The rest of the symphony comprises dances and pieces of varied instrumentation, from 2 to 5 parts, including horns and oboes, in which the elements are evoked without the harmonic audacity of the introduction.

==Instrumentation==
The engraved edition is presented as a reduction comprising two parts for violins, two for flutes and a bass, but includes indications allowing richer instrumentation. A score and handwritten separate parts that were probably used in the performance indicate the participation of Bassoon, Hunting horn, Oboe, and a Double bass. Certain passages are played by piccolos. Parts of trumpets and horns are given for the finale (caprice) of the symphony.

This first edition is preceded by an introduction, Warning, in which the composer describes his approach.

"The elements painted in dance and in music seemed to me susceptible of a pleasant variety, as much in relation to the different genres of music as in relation to the dancers. The introduction to this symphony was natural, It was Le cahos even, this confusion which reigned between the Elements before the moment when subjected to invariable laws they took the place which is prescribed to them in the order of nature.
To designate, in this confusion, each element in particular I used the most popular conventions.
The bass expresses the earth through notes linked together and which are played by jerks. The Flutes, by lines of song, which go up and down, imitate the course and the murmur of the water. The air is painted by outfits followed by cadences that form the small flutes. Finally, the violins, in lively and brilliant lines, represent the activity of fire. These distinctive characters are recognized, separated or confused, in whole or in part, in the various occasions, which I call by the name of Cahos and which mark the efforts which the Elemen make to get rid of each other. In the 7th cahos, these efforts decrease in proportion as the entire resourcefulness approaches. This first idea took me further. I dared to undertake to join to the idea of the confusion of the elements of Harmony. I hazarded to hear first all the sounds mixed together or rather all the notes of the Octave united in a single sound. These notes then develop while going up in Unison in the progression which is natural for them, and, after a Dissonance, one hears the perfect chord. I finally believed that this would make the Cahos of harmony even better, if by walking through the different Cahos on different strings, I could without shocking the ear, make the final tone indecisive, until he returned determined at the time of the final examination."

==Performances==
The work was performed with dancers on September 27, 1737, without "Le cahos".

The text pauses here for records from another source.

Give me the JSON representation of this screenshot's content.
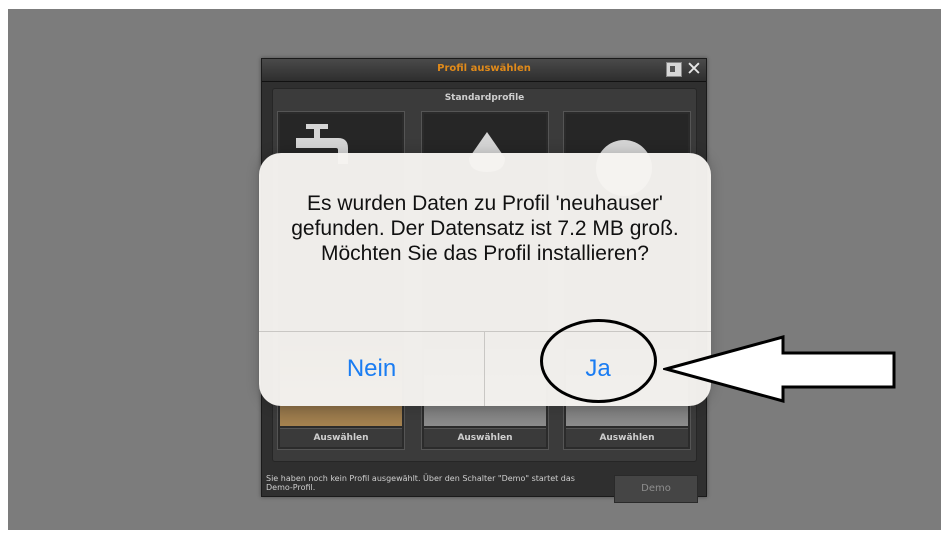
{
  "window": {
    "title": "Profil auswählen",
    "help_icon": "help-icon",
    "close_glyph": "✕"
  },
  "standard_profiles": {
    "title": "Standardprofile",
    "cards": [
      {
        "icon": "faucet-icon",
        "select_label": "Auswählen"
      },
      {
        "icon": "drop-icon",
        "select_label": "Auswählen"
      },
      {
        "icon": "circle-icon",
        "select_label": "Auswählen"
      }
    ]
  },
  "footer": {
    "message": "Sie haben noch kein Profil ausgewählt. Über den Schalter \"Demo\" startet das Demo-Profil.",
    "demo_label": "Demo"
  },
  "alert": {
    "message": "Es wurden Daten zu Profil 'neuhauser' gefunden. Der Datensatz ist 7.2 MB groß. Möchten Sie das Profil installieren?",
    "no_label": "Nein",
    "yes_label": "Ja"
  },
  "colors": {
    "accent_title": "#e08a1a",
    "ios_blue": "#1a7cf2",
    "backdrop": "#7c7c7c"
  }
}
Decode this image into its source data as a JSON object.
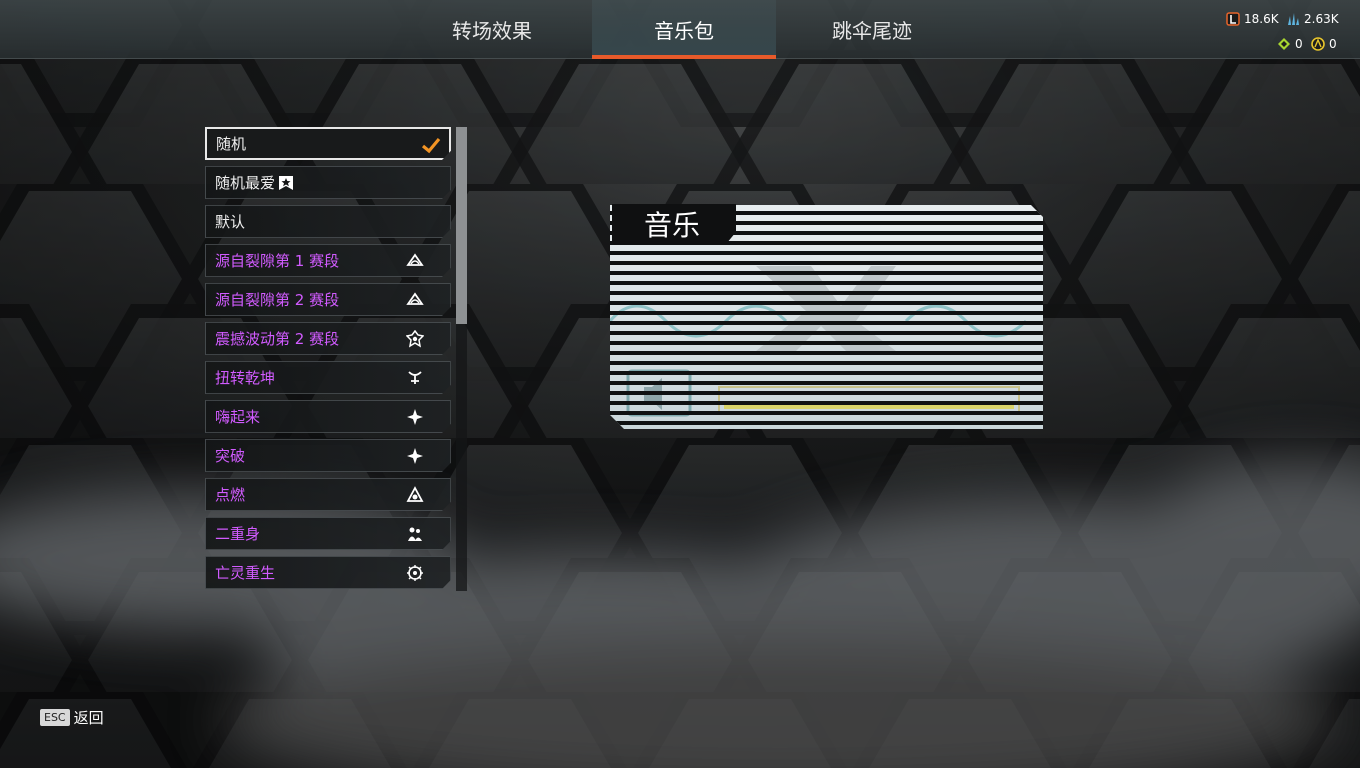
{
  "tabs": [
    {
      "label": "转场效果"
    },
    {
      "label": "音乐包",
      "active": true
    },
    {
      "label": "跳伞尾迹"
    }
  ],
  "currency": {
    "legend_tokens": "18.6K",
    "crafting_metals": "2.63K",
    "exotic_shards": "0",
    "apex_coins": "0"
  },
  "list": {
    "items": [
      {
        "label": "随机",
        "selected": true,
        "icon": "checkmark-icon"
      },
      {
        "label": "随机最爱",
        "icon": "favorite-badge-icon"
      },
      {
        "label": "默认"
      },
      {
        "label": "源自裂隙第 1 赛段",
        "icon": "rift-icon"
      },
      {
        "label": "源自裂隙第 2 赛段",
        "icon": "rift-icon"
      },
      {
        "label": "震撼波动第 2 赛段",
        "icon": "shockwave-icon"
      },
      {
        "label": "扭转乾坤",
        "icon": "twist-icon"
      },
      {
        "label": "嗨起来",
        "icon": "spark-icon"
      },
      {
        "label": "突破",
        "icon": "spark-icon"
      },
      {
        "label": "点燃",
        "icon": "ignite-icon"
      },
      {
        "label": "二重身",
        "icon": "doppel-icon"
      },
      {
        "label": "亡灵重生",
        "icon": "revenant-icon"
      }
    ]
  },
  "preview": {
    "title": "音乐",
    "icon": "speaker-icon"
  },
  "footer": {
    "esc_key": "ESC",
    "back_label": "返回"
  },
  "colors": {
    "accent": "#e85a2a",
    "purple_text": "#d15bff",
    "check": "#f29424"
  }
}
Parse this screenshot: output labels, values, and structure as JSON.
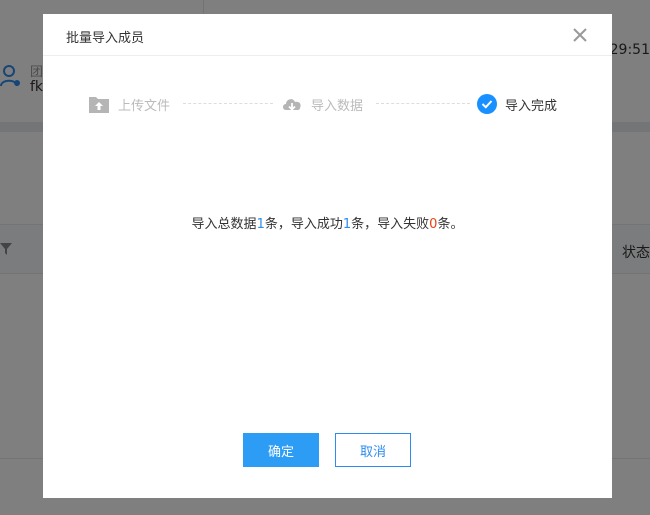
{
  "background": {
    "team_label": "团",
    "team_name": "fk",
    "time": "29:51",
    "table_status_header": "状态"
  },
  "modal": {
    "title": "批量导入成员",
    "steps": [
      {
        "label": "上传文件",
        "icon": "upload-folder-icon",
        "state": "done"
      },
      {
        "label": "导入数据",
        "icon": "cloud-download-icon",
        "state": "done"
      },
      {
        "label": "导入完成",
        "icon": "check-circle-icon",
        "state": "active"
      }
    ],
    "result": {
      "prefix": "导入总数据",
      "total": "1",
      "seg1": "条，导入成功",
      "success": "1",
      "seg2": "条，导入失败",
      "failed": "0",
      "suffix": "条。"
    },
    "confirm_label": "确定",
    "cancel_label": "取消"
  },
  "colors": {
    "primary": "#2d8cf0",
    "danger": "#ed4014",
    "muted": "#bbbbbb"
  }
}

"Le chaos" was performed by the Académie Royale de Musique, alone and not danced, on the 17 and 22 March 1738, following sung pieces by other composers. According to the brief report of the Mercure de France of March 1738, the harmonic daring of the composition does not seem to have repelled the audience:
"The Académie Royale de Musique gave [...] two performances of the Opera Cadmus with a very large audience; this piece was followed by [...] and by Sr Rebel, the father's Cahos, which is assessed by the greatest connoisseurs to be one of the finest symphony pieces that exist of its genre".

"Le chaos" and excerpts from Les Élémens were again played in a concert in July 1740.

After two centuries of obscurity, the ballet was performed in 1950 at the Théâtre de la Reine with choreography by Serge Lifar by an orchestra conducted by Roger Désormière. Since then, the symphony has been periodically performed in instrumental versions by baroque ensembles and symphony orchestras. A relatively early recording dates from 1974, by the Orchestre Lyrique De L'ORTF conducted by André Jouve.